Horreur d’hier, horreur d’aujourd’hui
Sans doute cela pourra paraître étrange aux plus jeunes. Pire, cela pourrait être l’origine d’une méprise. Suivons le fil de nos petites idées en gardant à l’esprit que si, par convention, la Vérité est absolue, le Relatif est toujours vrai en tant qu’il est relatif, précisément. Ce que nous voyons dans le Dracula de la Hammer n’a rien de risible, de kitsch, de nanardeux (ô terme odieux), ni même de suranné, d’édulcoré, de domestiqué (quel contresens ce serait !). Nous ne voyons pas en lui ce que voient ceux qui, aujourd’hui, partagent en partie, en croyant partager tout entier, notre deuil. Ils pleurent, avec respect, la disparition de Christopher Lee, acteur — dans tous les sens du terme — d’une époque révolue ; nous, nous pleurons la mort définitive de Dracula.

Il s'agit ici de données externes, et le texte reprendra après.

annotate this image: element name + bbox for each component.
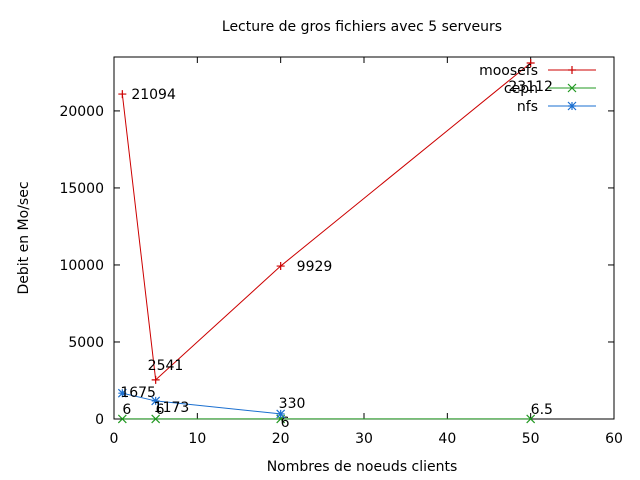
axis-ticks: 0 10 20 30 40 50 60 0 5000 10000 15000 20000	[59, 57, 623, 447]
y-tick-label: 20000	[59, 104, 104, 120]
x-axis-label: Nombres de noeuds clients	[267, 459, 458, 475]
x-tick-label: 0	[110, 431, 119, 447]
nfs-data-label: 1675	[120, 385, 156, 401]
nfs-point	[117, 388, 127, 398]
moosefs-data-label: 23112	[508, 79, 553, 95]
moosefs-point	[118, 90, 127, 99]
nfs-data-label: 330	[279, 396, 306, 412]
x-tick-label: 50	[522, 431, 540, 447]
nfs-point	[276, 409, 286, 419]
ceph-data-label: 6.5	[531, 402, 553, 418]
series-moosefs: 21094 2541 9929 23112	[118, 58, 553, 384]
plot-frame	[113, 56, 615, 420]
ceph-data-label: 6	[281, 415, 290, 431]
x-tick-label: 10	[188, 431, 206, 447]
moosefs-point	[526, 58, 535, 67]
legend-label-ceph: ceph	[504, 81, 538, 97]
x-tick-label: 40	[438, 431, 456, 447]
legend-marker-moosefs	[568, 66, 576, 74]
x-tick-label: 60	[605, 431, 623, 447]
legend: moosefs ceph nfs	[479, 63, 596, 115]
ceph-point	[117, 414, 127, 424]
moosefs-line	[121, 62, 531, 381]
moosefs-data-label: 9929	[297, 259, 333, 275]
x-tick-label: 20	[272, 431, 290, 447]
ceph-data-label: 6	[122, 402, 131, 418]
ceph-point	[151, 414, 161, 424]
legend-marker-ceph	[567, 83, 577, 93]
y-tick-label: 15000	[59, 181, 104, 197]
legend-label-nfs: nfs	[517, 99, 538, 115]
x-tick-label: 30	[355, 431, 373, 447]
moosefs-point	[151, 375, 160, 384]
legend-label-moosefs: moosefs	[479, 63, 538, 79]
moosefs-point	[276, 262, 285, 271]
moosefs-data-label: 21094	[131, 87, 176, 103]
ceph-point	[526, 414, 536, 424]
y-tick-label: 0	[95, 412, 104, 428]
y-tick-label: 5000	[68, 335, 104, 351]
y-axis-label: Debit en Mo/sec	[16, 181, 32, 294]
chart-title: Lecture de gros fichiers avec 5 serveurs	[222, 19, 502, 35]
nfs-point	[151, 396, 161, 406]
moosefs-data-label: 2541	[148, 358, 184, 374]
nfs-data-label: 1173	[154, 400, 190, 416]
legend-marker-nfs	[567, 101, 577, 111]
ceph-data-label: 6	[156, 402, 165, 418]
y-tick-label: 10000	[59, 258, 104, 274]
series-ceph: 6 6 6 6.5	[117, 402, 553, 431]
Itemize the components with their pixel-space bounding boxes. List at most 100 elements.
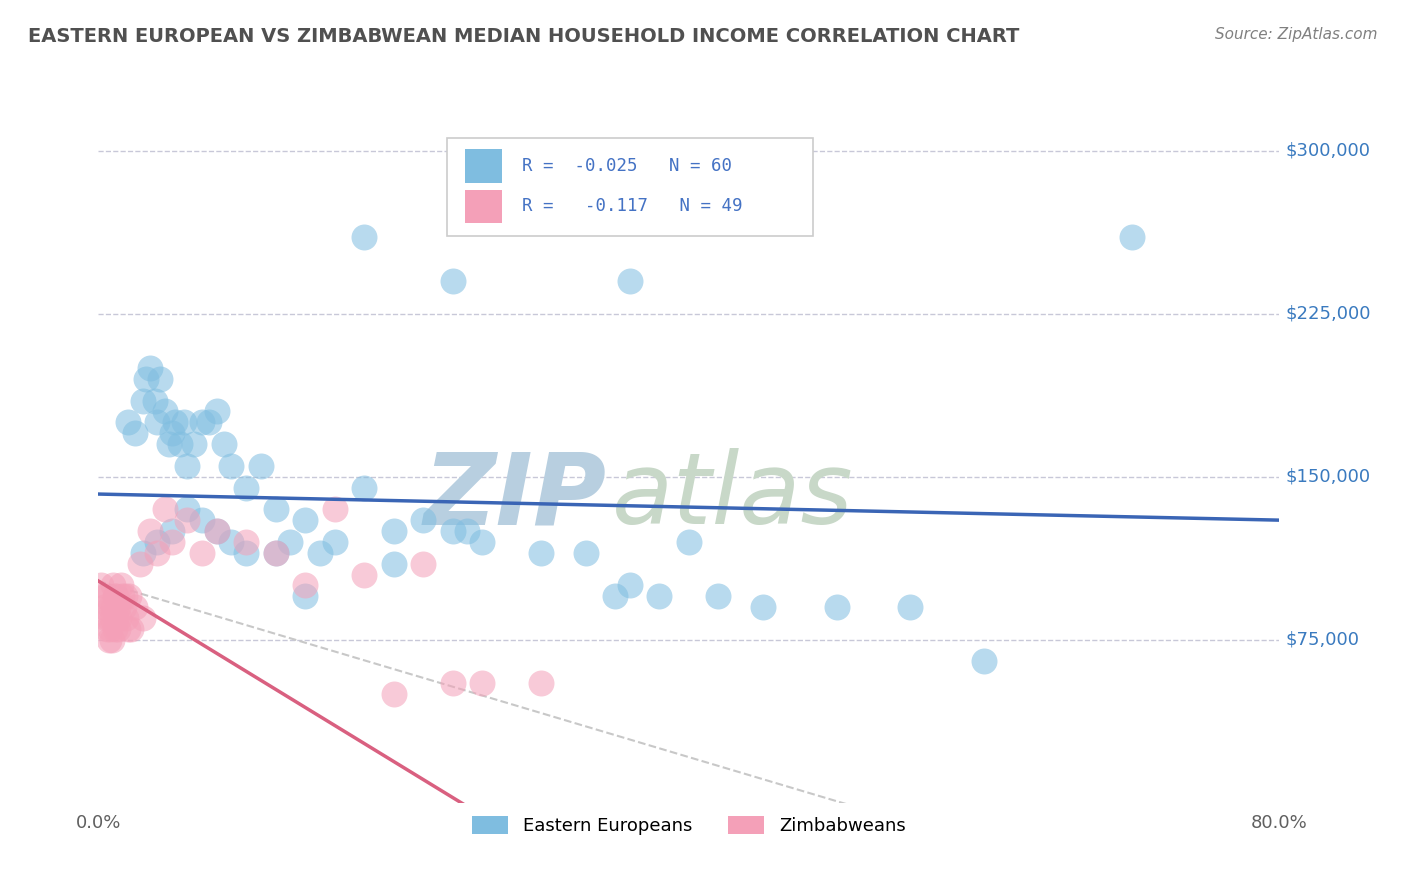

L’horreur a changé de nature, posons ce regrettable axiome, il faut nous faire une raison, et cette mort, celle de l’artiste et de son double, nous en impose le constat. Combien, parmi ceux qui s’attristent aujourd’hui, échappent à l’ennui ou au ricanement devant la grande cape noire et les décors de carton-pâte baignant dans la bleuité d’une nuit de studio et d’un brouillard trop lourd, trop proche du sol ? Nous y voilà. Les rêves ne sont plus les mêmes, les cauchemars non plus ; d’ailleurs, pour nous, n’étaient-ils pas si proches ? L’horreur de la Hammer est trouble en ce qu’elle suscite la fascination, le plaisir esthétique, voire la séduction érotique — Dracula ne mord guère que les femmes. Nous ne voulons pas mourir, nous ne voulons pas vivre la vie d’un mort, bien sûr, mais le tombeau a aussi ses ornements, les odeurs de la crypte sont parfois celle de l’encens ou des cheveux d’une femme, et, si le Dracula de la Hammer nous effraie, c’est qu’il nous le montre, nous le révèle, sans nous en cacher le prix véritable.
Undead, tout est dit et cela n’a rien à voir avec le vampire amphibie, équivoque, pour ne pas dire carrément inverti, que la grotesque mode gothique nous vend. Le prix à payer n’est pas celui des affres ridicules de l’adolescence, il est celui des espoirs et des peurs de l’enfance.
Mais voilà le pieu de la trivialité et le marteau du prosaïsme sont là pour percer le cœur de ceux qui rêvent dans le cauchemar de la tombe et pour tuer même les morts. Christopher Lee est mort, l’homme en lui l’a tué ; Dracula est mort et c’est nous qui l’avons tué.